Eaton is ranked 38th nationally by ESPN.

“If you were to draw up a prototypical player for us, it’s Elauna,” Neighbors said. “Can score. Can drive. Can pass. Can defend. You look at the senior year she had and what she did rebounding ... we really implored her to not come in here expecting a freshman transition period. She needs to come in here ready to play.

“She is prototypical for what we look for in our perimeter players. She’s got a fast learning curve. She’s been very inquisitive. She’s probably the most devastated in not being able to be here already. She would have already been here. She would already be working out, so trying to keep her patient and help her understand that we’ve got great expectations for her where she won’t get a normal freshman adjustment period.”

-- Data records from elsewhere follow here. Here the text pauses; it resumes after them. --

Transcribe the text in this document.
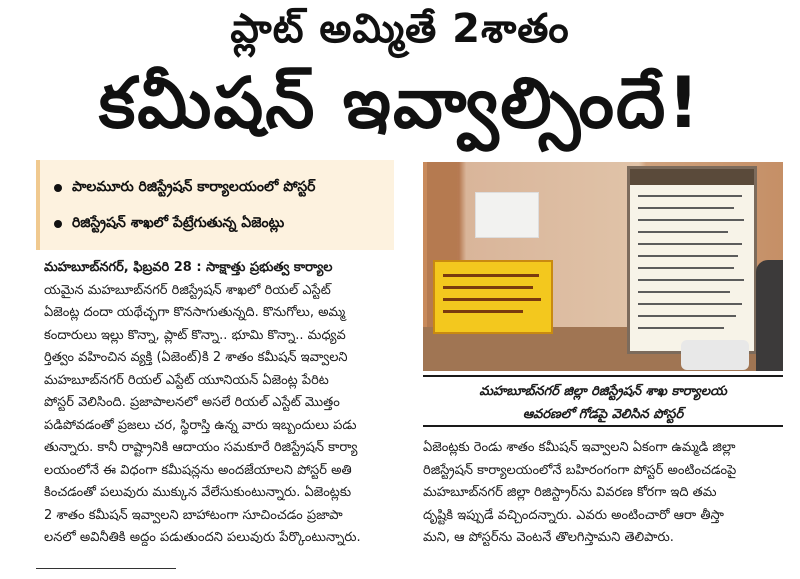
ప్లాట్ అమ్మితే 2శాతం
కమీషన్ ఇవ్వాల్సిందే!
పాలమూరు రిజిస్ట్రేషన్ కార్యాలయంలో పోస్టర్
రిజిస్ట్రేషన్ శాఖలో పేట్రేగుతున్న ఏజెంట్లు
మహబూబ్‌నగర్, ఫిబ్రవరి 28 : సాక్షాత్తు ప్రభుత్వ కార్యాల
యమైన మహబూబ్‌నగర్ రిజిస్ట్రేషన్ శాఖలో రియల్ ఎస్టేట్
ఏజెంట్ల దందా యథేచ్ఛగా కొనసాగుతున్నది. కొనుగోలు, అమ్మ
కందారులు ఇల్లు కొన్నా, ప్లాట్ కొన్నా.. భూమి కొన్నా.. మధ్యవ
ర్తిత్వం వహించిన వ్యక్తి (ఏజెంట్)కి 2 శాతం కమీషన్ ఇవ్వాలని
మహబూబ్‌నగర్ రియల్ ఎస్టేట్ యూనియన్ ఏజెంట్ల పేరిట
పోస్టర్ వెలిసింది. ప్రజాపాలనలో అసలే రియల్ ఎస్టేట్ మొత్తం
పడిపోవడంతో ప్రజలు చర, స్థిరాస్తి ఉన్న వారు ఇబ్బందులు పడు
తున్నారు. కానీ రాష్ట్రానికి ఆదాయం సమకూరే రిజిస్ట్రేషన్ కార్యా
లయంలోనే ఈ విధంగా కమీషన్లను అందజేయాలని పోస్టర్ అతి
కించడంతో పలువురు ముక్కున వేలేసుకుంటున్నారు. ఏజెంట్లకు
2 శాతం కమీషన్ ఇవ్వాలని బాహాటంగా సూచించడం ప్రజాపా
లనలో అవినీతికి అద్దం పడుతుందని పలువురు పేర్కొంటున్నారు.
మహబూబ్‌నగర్ జిల్లా రిజిస్ట్రేషన్ శాఖ కార్యాలయ
ఆవరణలో గోడపై వెలిసిన పోస్టర్
ఏజెంట్లకు రెండు శాతం కమీషన్ ఇవ్వాలని ఏకంగా ఉమ్మడి జిల్లా
రిజిస్ట్రేషన్ కార్యాలయంలోనే బహిరంగంగా పోస్టర్ అంటించడంపై
మహబూబ్‌నగర్ జిల్లా రిజిస్ట్రార్‌ను వివరణ కోరగా ఇది తమ
దృష్టికి ఇప్పుడే వచ్చిందన్నారు. ఎవరు అంటించారో ఆరా తీస్తా
మని, ఆ పోస్టర్‌ను వెంటనే తొలగిస్తామని తెలిపారు.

Redshirt freshmen Destinee Oberg (6-3) and Eyrnn Barnum (6-2), both who were injured last season, should join with McGhee in helping returning starter Tayla Thomas (6-1) up front.

“We need one of them to come back in the best shape of their lives,” Neighbors said. “Need to come back in great shape, ready to be competitive with each other without being overly competitive. The battle for playing time is hard. We need those kids to understand there’s a role to be filled.”